Pour l'ensemble de ces syndromes génétiques, la prise en charge sera globale et multidisciplinaire, associant psychomotriciens, orthophonistes, neurologues, endocrinologues… Dans le syndrome de Prader-Willi, des mesures diététiques précoces et un traitement substitutif en hormone de croissance permettent d'améliorer la croissance staturale, de diminuer la masse grasse et d'améliorer le pronostic de ces enfants.

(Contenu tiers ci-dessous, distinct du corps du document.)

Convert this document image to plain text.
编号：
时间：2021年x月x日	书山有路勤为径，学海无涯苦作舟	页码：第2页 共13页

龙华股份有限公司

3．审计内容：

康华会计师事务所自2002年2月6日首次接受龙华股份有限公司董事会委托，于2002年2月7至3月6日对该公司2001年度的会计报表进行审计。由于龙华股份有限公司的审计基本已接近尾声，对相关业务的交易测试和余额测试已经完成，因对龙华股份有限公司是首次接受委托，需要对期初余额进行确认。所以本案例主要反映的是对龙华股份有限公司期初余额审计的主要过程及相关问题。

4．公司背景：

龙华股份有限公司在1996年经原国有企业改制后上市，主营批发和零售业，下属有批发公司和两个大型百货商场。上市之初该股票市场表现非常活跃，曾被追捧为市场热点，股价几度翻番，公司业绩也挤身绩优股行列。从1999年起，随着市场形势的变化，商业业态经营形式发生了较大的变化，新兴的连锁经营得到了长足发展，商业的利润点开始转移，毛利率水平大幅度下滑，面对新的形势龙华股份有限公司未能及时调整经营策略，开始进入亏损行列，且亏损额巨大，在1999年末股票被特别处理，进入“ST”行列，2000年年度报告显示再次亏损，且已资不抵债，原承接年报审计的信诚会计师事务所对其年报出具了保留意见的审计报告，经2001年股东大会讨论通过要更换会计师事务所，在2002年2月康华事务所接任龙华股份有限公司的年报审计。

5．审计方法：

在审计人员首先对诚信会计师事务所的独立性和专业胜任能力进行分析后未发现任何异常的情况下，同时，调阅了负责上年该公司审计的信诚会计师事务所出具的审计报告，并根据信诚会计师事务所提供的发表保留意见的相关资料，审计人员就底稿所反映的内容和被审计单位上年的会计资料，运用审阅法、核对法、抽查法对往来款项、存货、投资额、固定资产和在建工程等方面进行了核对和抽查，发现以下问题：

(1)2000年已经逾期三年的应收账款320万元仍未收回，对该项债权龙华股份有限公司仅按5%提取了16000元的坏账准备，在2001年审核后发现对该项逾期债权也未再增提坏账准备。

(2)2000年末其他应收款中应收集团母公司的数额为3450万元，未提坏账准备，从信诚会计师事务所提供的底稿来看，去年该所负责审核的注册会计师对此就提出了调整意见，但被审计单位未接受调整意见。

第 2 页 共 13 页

Les mutations du gène du récepteur de type IV aux mélanocortines (MC4R), impliqué dans le contrôle de l'homéostasie pondérale sont la forme la plus fréquente connue d'obésité d'origine génétique. Plus de 90 mutations différentes du gène de MC4R ont été décrites chez l'homme et ces mutations seraient responsables de 2 à 3 % des obésités de l'enfant et de l'adulte. Il s'agit d'une mutation à transmission autosomique dominante, à pénétrance incomplète. Il existe le plus souvent une histoire familiale d'obésité, avec des antécédents à chaque génération. Le degré de sévérité de l'obésité est variable, parfois il ne peut s'agir que d'un surpoids, et le rôle de l'environnement est important, raison pour laquelle on parle d'obésités oligogéniques. Il est difficile de les différencier des formes communes d'obésité précoce car il n'y a pas de signes cliniques spécifiques associés.
Le diagnostic de cette mutation est actuellement fait dans un objectif de recherche clinique, son dépistage n'est pas systématique. Des traitements spécifiques de cette anomalie, notamment par des agonistes du récepteur, sont à l'étude. En cas de mise sur le marché de telles molécules, la question du dépistage systématique sera alors réévaluée.
D'après un entretien avec le Dr Béatrice Dubern, pédiatre, hôpital Armand-Trousseau, Paris.